One paediatrician from Kinder Clinic at Paragon Medical Centre said that if you were to suppress the fever a lot, it may take an even longer time to recover from the illness. So instead of giving medications, try giving a sponge bath to the baby with room-temperature water. Please take note that the baby’s temperature has to be below 38 deg C.

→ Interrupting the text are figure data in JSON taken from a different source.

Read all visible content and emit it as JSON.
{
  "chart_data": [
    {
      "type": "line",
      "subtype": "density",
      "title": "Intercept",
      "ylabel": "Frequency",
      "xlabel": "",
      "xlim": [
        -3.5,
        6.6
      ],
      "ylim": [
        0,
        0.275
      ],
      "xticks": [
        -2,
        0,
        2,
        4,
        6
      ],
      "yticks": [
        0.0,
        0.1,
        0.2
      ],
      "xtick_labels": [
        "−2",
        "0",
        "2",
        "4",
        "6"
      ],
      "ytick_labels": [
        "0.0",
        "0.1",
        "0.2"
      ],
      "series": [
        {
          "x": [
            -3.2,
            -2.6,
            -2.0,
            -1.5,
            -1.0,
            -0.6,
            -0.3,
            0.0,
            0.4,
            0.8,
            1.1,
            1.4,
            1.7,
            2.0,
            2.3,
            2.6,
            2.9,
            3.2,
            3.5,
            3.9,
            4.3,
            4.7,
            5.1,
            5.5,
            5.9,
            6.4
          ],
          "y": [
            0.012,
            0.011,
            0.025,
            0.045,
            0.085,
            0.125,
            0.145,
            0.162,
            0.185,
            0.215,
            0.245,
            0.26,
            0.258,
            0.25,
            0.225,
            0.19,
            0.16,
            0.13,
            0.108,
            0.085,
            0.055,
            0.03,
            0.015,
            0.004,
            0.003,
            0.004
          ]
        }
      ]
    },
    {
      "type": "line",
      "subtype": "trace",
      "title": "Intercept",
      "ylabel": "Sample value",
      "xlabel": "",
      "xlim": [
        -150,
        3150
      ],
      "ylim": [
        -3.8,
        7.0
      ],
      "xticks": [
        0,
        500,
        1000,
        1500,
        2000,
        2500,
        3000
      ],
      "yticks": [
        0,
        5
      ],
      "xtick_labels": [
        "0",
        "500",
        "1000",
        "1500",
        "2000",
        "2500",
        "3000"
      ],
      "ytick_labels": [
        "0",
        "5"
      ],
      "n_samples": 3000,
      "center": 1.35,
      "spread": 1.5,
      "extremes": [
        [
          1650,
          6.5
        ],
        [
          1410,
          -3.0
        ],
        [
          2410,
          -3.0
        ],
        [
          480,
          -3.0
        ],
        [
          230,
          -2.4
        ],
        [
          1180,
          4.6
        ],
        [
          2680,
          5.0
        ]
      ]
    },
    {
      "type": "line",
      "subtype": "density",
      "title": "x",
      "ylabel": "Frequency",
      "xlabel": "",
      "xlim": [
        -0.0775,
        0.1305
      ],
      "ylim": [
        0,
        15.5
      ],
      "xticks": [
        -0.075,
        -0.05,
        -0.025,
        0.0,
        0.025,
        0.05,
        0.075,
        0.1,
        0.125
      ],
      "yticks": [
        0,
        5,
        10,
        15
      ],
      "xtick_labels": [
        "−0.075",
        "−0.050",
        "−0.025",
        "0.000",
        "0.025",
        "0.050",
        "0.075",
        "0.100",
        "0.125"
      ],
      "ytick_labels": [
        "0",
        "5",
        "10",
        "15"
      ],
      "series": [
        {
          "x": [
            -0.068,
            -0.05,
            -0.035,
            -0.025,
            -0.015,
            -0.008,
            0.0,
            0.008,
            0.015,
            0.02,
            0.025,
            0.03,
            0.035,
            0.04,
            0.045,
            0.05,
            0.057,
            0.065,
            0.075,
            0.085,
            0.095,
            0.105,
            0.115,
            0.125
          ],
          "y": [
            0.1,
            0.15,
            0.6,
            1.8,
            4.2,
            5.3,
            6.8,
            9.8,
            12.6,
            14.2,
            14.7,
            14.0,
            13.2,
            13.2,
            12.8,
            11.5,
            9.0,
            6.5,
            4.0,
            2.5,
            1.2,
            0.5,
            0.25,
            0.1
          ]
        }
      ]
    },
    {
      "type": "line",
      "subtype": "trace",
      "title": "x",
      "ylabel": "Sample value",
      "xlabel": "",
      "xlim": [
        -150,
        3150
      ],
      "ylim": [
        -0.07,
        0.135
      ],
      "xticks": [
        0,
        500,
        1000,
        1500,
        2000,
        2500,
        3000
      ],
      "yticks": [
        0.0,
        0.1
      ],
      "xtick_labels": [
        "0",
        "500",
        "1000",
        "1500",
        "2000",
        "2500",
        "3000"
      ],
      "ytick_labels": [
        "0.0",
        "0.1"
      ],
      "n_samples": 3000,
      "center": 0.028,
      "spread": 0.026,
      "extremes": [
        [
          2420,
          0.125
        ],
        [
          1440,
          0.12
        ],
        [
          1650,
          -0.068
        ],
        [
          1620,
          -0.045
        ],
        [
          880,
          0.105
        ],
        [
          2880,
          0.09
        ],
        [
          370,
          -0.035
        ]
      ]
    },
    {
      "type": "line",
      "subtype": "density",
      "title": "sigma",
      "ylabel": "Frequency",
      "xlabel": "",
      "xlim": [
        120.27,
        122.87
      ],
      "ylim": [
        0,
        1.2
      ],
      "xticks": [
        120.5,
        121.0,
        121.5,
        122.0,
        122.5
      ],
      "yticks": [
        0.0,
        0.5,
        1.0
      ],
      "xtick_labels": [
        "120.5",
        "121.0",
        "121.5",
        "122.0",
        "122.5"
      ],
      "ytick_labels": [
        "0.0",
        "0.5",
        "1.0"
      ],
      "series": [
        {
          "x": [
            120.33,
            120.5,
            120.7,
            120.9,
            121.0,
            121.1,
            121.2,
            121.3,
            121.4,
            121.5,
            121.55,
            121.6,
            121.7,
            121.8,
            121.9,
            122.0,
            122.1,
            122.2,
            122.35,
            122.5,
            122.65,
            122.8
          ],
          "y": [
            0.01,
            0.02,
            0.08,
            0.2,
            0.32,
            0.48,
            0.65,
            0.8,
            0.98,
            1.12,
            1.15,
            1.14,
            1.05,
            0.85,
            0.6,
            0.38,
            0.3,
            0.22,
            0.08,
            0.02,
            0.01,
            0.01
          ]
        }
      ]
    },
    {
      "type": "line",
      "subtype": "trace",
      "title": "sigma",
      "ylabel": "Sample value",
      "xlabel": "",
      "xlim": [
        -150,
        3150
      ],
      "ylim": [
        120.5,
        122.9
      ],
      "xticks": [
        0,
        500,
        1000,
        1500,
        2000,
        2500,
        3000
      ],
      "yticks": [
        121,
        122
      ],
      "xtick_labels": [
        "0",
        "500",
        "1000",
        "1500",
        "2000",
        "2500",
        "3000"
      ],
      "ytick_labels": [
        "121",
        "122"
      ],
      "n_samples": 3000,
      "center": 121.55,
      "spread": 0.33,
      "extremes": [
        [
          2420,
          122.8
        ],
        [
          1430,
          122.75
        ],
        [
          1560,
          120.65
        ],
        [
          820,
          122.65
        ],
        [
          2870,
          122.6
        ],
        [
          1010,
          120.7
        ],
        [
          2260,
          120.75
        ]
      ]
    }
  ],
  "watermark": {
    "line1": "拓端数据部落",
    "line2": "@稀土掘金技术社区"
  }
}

If the temperature still rises, then it will be okay for you to give paracetamol to the baby, however, if the baby looks unwell, do bring him/her to a doctor. It’s not only about the numbers you see on the thermometer!
2. “Sweat it out”
Though this method of making a person sweat when having fever has worked on adults, it has not been scientifically proven that it would work on a baby. One senior nurse manager and senior lactation consultant said that by doing so, may make the fever worse and he/she might develop a febrile fit.
Instead of putting on long-sleeved pyjamas and sweaters, dress your kid in a light clothing and make sure the baby is in a comfortable room that is well-ventilated. Also, do make sure that the baby is well hydrated!
3. Ice bath
This is a big no no…baby’s aren’t as strong as adults to stand against chills, so by giving the baby a cold shower will only give the baby chills and will end up raising up the body temperature even more! Again, giving a sponge bath with lukewarm water would do the trick.
Also, do pay attention to the armpits and private areas, and be sure to dry those spots up properly. The best is to monitor the baby’s temperature every 3-4 hours and make a quick call or visit to a paediatrician if he/she shows signs of irritation, drowsiness, tiredness, breathing difficulties, vomiting, diarrhoea, rashes and poor feeding.